BrendaandEddie · 19/09/2015 17:40

SO AGREE laffy
who know who snogged who etc. We just don't talk about this

OP posts:
Getyercoat · 19/09/2015 18:08

People going on and on about any specific subject are tedious.
I'm conscious of not nattering about my kids with my oldest, childfree friend, but she goes on and on about her boss and her job. It's hard to stay engaged in one-way rants about her work, which even she would concede is boring!

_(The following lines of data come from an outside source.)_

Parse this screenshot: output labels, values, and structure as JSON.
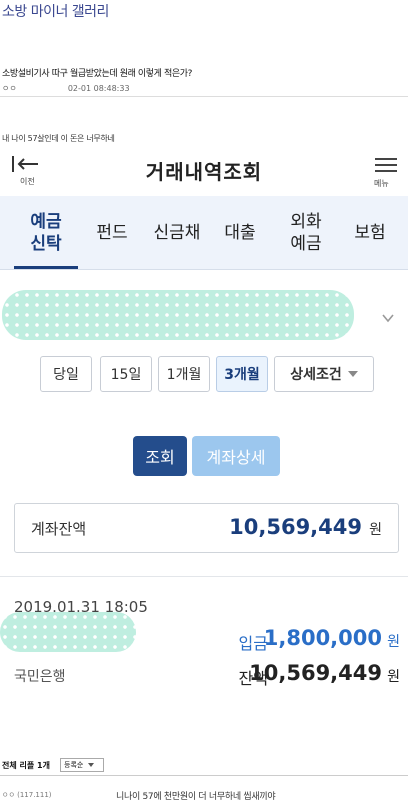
{
  "gallery": {
    "title": "소방 마이너 갤러리"
  },
  "post": {
    "title": "소방설비기사 따구 월급받았는데 원래 이렇게 적은가?",
    "author": "ㅇㅇ",
    "datetime": "02-01 08:48:33",
    "body": "내 나이 57살인데 이 돈은 너무하네"
  },
  "app": {
    "back_label": "이전",
    "title": "거래내역조회",
    "menu_label": "메뉴",
    "tabs": [
      {
        "label": "예금\n신탁",
        "active": true
      },
      {
        "label": "펀드",
        "active": false
      },
      {
        "label": "신금채",
        "active": false
      },
      {
        "label": "대출",
        "active": false
      },
      {
        "label": "외화\n예금",
        "active": false
      },
      {
        "label": "보험",
        "active": false
      }
    ],
    "period_buttons": [
      "당일",
      "15일",
      "1개월",
      "3개월"
    ],
    "selected_period": "3개월",
    "detail_filter_label": "상세조건",
    "search_button": "조회",
    "account_detail_button": "계좌상세",
    "balance": {
      "label": "계좌잔액",
      "amount": "10,569,449",
      "unit": "원"
    },
    "transaction": {
      "datetime": "2019.01.31 18:05",
      "type_label": "입금",
      "amount": "1,800,000",
      "unit": "원",
      "bank": "국민은행",
      "balance_label": "잔액",
      "balance_amount": "10,569,449",
      "balance_unit": "원"
    },
    "colors": {
      "primary": "#244d8c",
      "secondary": "#9cc7ee",
      "deposit": "#2a6ec7",
      "tab_bg": "#eef3fb"
    }
  },
  "comments": {
    "header": "전체 리플 1개",
    "sort_option": "등록순",
    "items": [
      {
        "user": "ㅇㅇ (117.111)",
        "text": "니나이 57에 천만원이 더 너무하네 씹새끼야"
      }
    ]
  }
}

laffymeal · 19/09/2015 18:26

I have a normally lovely friend I meet for a dog walk every week and her dd has just started high school and I now could tell you the names and addresses of all her new classmates and their parents occupations, it sucks Brenda it really does Grin

emotionsecho · 19/09/2015 19:33

Oh dear pandarific, I also don't know social groups that split like that, it sounds terribly old fashioned, best of luck for the next outing!

WorldsBiggest do you not have opinions and interests in anything else, I find it hard to believe that you have literally nothing else you could talk about.

ShouldHavenotOf · 19/09/2015 20:54

My really close mates and I have children ranging from 10 up to 17. We give them a cursory mention, but then talk about anything but.

WorldsBiggestGrotbag · 20/09/2015 03:39

Emotion yes of course I have interests, I just don't have time to follow them at the moment. DH is out the house 12 hours a day at work, I'm either entertaining a toddler or breastfeeding a newborn. I haven't even watched the news since the baby was born. I am very, very boring at the moment. Of course, i don't even get chance to see my friends at the moment so the situation where I would only talk about my children doesn't arise, thankfully! Hopefully by the time I have chance to socialise again I'll hopefully have something else to talk about.

claraschu · 20/09/2015 04:19

Here are some topics which I find more boring than hearing people talk about their children: horses, home improvements/ renovations, shopping, holidays.

An interesting person could hold my attention on any of these subjects, except horses.

Children are actually pretty interesting in the hands of a skilled conversationalist.